Like many students, Baise worked full time to put herself through college; during that time, she took a student job dispatching for the police department. She continued taking classes, despite not being sure how to proceed with her career.

“I still thought I might go to law school, but I wasn’t entirely sure,” Baise said. “I was just trying to get my undergraduate work completed.”

At that point, Baise said she ended up getting married and had her first child, still with no degree. “I was taking classes part time and working full time, this time dispatching for the fire department,” Baise said. To do that, she was required to get her Emergency Medical Technician (EMT) license, and that’s when the lightbulb went off.

“I realized I preferred being on the ambulance as opposed to dispatching,” Baise said. “I wanted to be in the action.”

Baise said what drew her to health care was the focus on team and purpose; it was clear to her the impact these providers had every day. “That’s when I found my calling, and it started me off in a completely different direction than I thought I was going to go,” she said. Baise then enrolled in nursing school to get her associate’s degree.

Despite the hard turn from law, Baise said her previous jobs and education have absolutely influenced her current work.

“My mind works in an investigative way, seeking the truth,” Baise explained. “A large part of my work, especially in leadership, but also as a clinician, is gathering data, finding facts, getting to the truth and identifying what information you need to make an informed decision and plan. The law and regulatory classes I took as a student — you have to have a broad understanding of these things in health care. They impact the decisions we make.”

Having that baseline knowledge helped Baise be successful as she transitioned from the bedside to leadership roles, even if being a nurse leader wasn’t her intention.

“I had a mentor who joked that some people walk forward through a door, but I’ve been backing in the door my whole career,” Baise laughed. “I always ended up migrating toward positions with leadership responsibility, even if I wasn’t actively seeking out those things. I just saw a gap and I had a skill set that would be helpful. I’ve always wanted to know where I can make the biggest impact, to lead and inspire teams and to transform.”

ECU Health Chief Nursing Executive Trish Baise poses for a photo outside of the ECU Health Administration Building.
ECU Health Chief Nursing Executive Trish Baise poses for a photo outside of the ECU Health Administration Building.

That keys in to Baise’s calling to “report to someone I’m ethically aligned with, build a great team and do great things together.” Leadership, she said, allows her to fulfill that personal mission in big ways.

Achieving her own goals has been made possible by working with ECU Health.

“I just celebrated my year anniversary,” Baise said. “ECU Health’s mission brought me here. I’m aligned ethically with the mission, and we have a huge runway in front of us to do great things together. There is no better space to do great things than here, where we can be creative and we have an academic medical center that can provide any procedure.” The availability of resources to support nurses and rural health care is another big draw for Baise: “We can put things in place to achieve our goal of being a national model for nursing excellence and rural medicine. As my career and my desire to impact nursing has grown, ECU Health has given me a chance to achieve those goals.”

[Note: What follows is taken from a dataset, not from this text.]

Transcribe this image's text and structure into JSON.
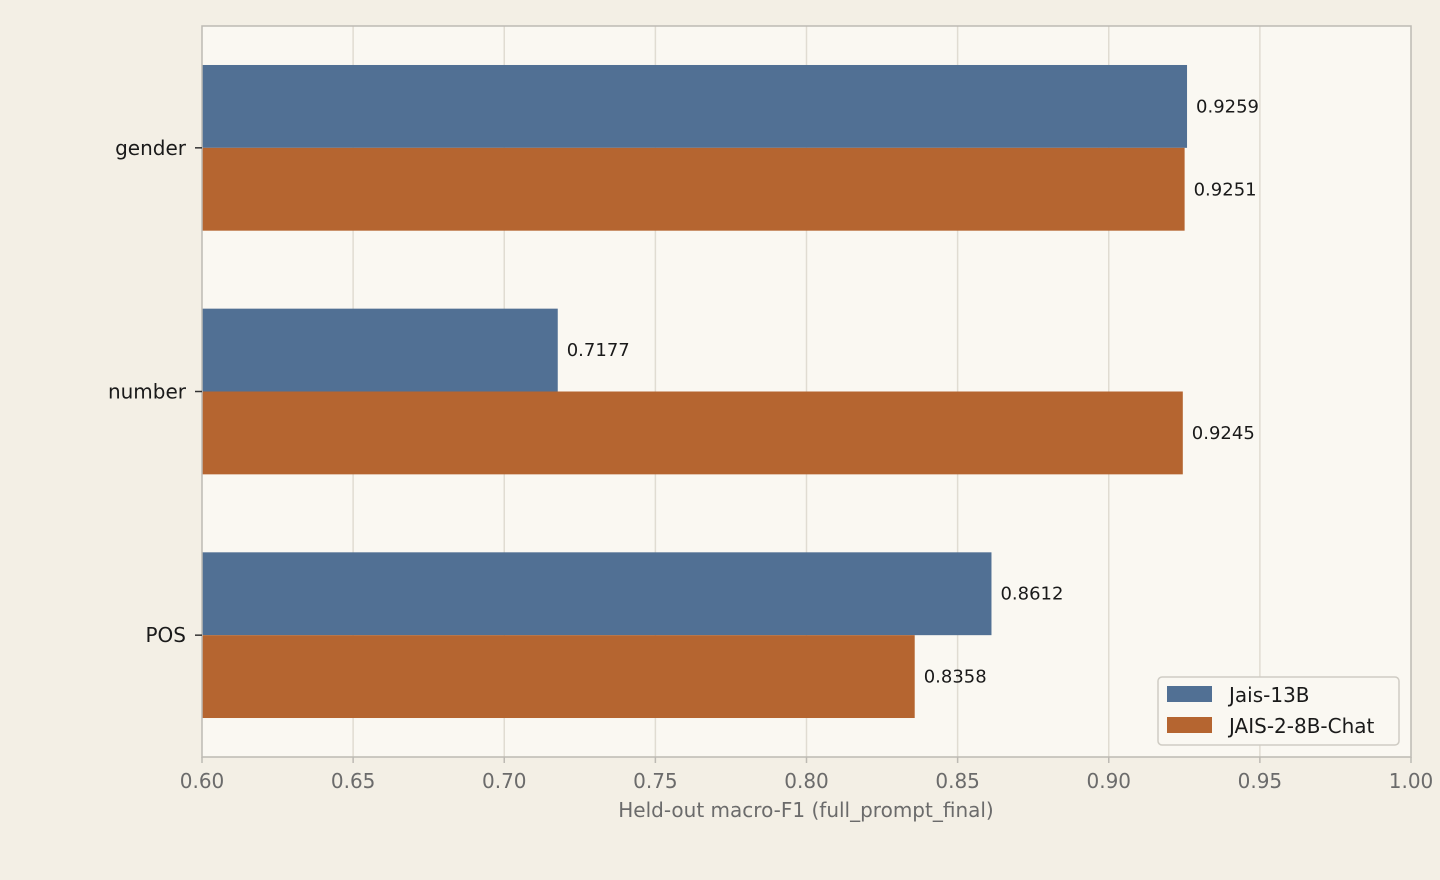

To anyone considering a career in health care, Baise has some simple advice. “I’d say talk to people they know who work in health care. Shadow, volunteer and see what the day-to-day is for those roles.” Baise also noted that there are many options when it comes to working in health care. “It’s so broad that there are clinical options and operational. There’s something for everyone. The key is to find your passion and where your skills can be used best.”

As for Baise’s journey, she said it’s been pretty amazing. “From an EMT to a paramedic, to a nurse ranging from an associate’s degree to a doctorate, and now in a leadership role, I’ve loved every minute of it. It was not my original plan, but the non-plan plan has worked out pretty well.”